Si usualmente serena, la Iglesia venezolana ha colocado en su sitio a un mandatario que ha emitido descalificaciones genéricas y juicios negativos contra la institución, como ningún otro jefe de Estado en la vida republicana del país, continuaba el documento. Pero como todo lo que emprende Chávez quiere situarlo como plan anticipado por un Bolívar en su mandato redivivo, citaba la Iglesia palabras de El Libertador: "Protegeré a la religión hasta que me muera".
Decíamos anteriormente que las respuestas a las ofensas de Chávez eran usualmente serenas, y así quedaban dichas las excepciones.

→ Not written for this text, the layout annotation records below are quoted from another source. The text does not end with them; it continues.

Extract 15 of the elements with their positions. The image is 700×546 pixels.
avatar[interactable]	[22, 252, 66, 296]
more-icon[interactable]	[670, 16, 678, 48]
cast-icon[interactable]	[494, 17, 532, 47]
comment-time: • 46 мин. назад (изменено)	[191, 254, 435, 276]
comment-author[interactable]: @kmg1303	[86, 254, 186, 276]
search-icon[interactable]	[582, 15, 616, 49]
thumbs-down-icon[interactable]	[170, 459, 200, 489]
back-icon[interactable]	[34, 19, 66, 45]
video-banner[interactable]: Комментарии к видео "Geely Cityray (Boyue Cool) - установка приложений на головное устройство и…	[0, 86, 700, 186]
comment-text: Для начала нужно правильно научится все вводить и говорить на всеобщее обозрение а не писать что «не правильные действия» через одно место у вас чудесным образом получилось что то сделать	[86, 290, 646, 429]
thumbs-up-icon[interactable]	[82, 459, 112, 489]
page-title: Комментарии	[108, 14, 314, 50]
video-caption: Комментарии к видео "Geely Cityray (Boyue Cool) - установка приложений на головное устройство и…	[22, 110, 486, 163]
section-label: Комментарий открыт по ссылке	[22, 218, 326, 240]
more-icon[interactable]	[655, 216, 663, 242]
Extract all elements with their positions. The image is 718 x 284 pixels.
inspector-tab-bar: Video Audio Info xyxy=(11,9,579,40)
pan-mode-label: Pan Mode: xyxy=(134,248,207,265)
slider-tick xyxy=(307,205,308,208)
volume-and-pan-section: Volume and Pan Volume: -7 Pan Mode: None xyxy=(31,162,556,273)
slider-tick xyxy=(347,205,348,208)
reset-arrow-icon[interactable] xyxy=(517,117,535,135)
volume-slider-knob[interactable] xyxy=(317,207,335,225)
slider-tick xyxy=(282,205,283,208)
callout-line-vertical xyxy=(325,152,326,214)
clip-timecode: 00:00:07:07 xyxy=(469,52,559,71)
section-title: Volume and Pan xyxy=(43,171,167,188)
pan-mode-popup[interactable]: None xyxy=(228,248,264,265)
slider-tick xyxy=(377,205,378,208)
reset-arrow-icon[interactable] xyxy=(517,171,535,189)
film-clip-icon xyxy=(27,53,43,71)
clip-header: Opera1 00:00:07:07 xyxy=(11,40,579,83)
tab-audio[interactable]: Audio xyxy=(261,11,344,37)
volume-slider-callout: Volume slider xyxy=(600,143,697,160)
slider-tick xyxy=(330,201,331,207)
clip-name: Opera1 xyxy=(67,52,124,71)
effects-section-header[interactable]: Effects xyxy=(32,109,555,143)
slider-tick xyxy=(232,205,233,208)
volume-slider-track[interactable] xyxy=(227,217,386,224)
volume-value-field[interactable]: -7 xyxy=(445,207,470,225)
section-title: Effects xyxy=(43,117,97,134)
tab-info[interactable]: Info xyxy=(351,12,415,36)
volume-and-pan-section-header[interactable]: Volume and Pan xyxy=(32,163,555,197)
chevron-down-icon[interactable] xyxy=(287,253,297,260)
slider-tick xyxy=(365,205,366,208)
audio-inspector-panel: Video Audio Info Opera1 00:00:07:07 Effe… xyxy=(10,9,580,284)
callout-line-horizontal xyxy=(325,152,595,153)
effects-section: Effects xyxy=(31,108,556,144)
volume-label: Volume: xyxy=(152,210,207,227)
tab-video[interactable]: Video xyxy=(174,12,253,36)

El cardenal Rosalio José Castillo, ya mencionado, le replica al mandatario en sus mismos términos y decibeles, como resulta rarísimo que haga la Iglesia cubana, por cierto, respecto a Castro. Por semejante pasividad, la historia, desde luego, también pasará su cuenta.
Quizá valga la pena indagar hasta dónde nuestra Iglesia carga responsabilidad por la carestía moral, por la crisis de valores que acusa, como masa, el pueblo cubano. Y no debiéramos soslayar que la indocilidad católica se sostiene en la nación sudamericana a pesar de las significativas subvenciones estatales que recibe, y sobre las cuales penden lógicas amenazas.
Enfrascados en un reciente cruce de acusaciones, el cardenal le espetó a Chávez calificativos como "déspota paranoico", a quien "más que una bendición le haría un exorcismo". En declaraciones para el diario colombiano El Tiempo, sumaba que Chávez es un castrista que se cree Bolívar, que apoya la guerrilla en Colombia, que busca implantar en Venezuela un Estado comunista y una sucursal de Cuba, que no parece jefe de Estado sino de un partido, que viola los derechos humanos, que encarcela por causas políticas y ha cometido abusos, afirmó.
Desde luego que ésta no es la primera vez, sino la más reciente en que el cardenal zurra al presidente de Venezuela. En junio del año pasado calificó de gravísima la situación económica y social del país y exhortó a construir una nación de verdadera libertad y democracia bajo la guía de la Santa María.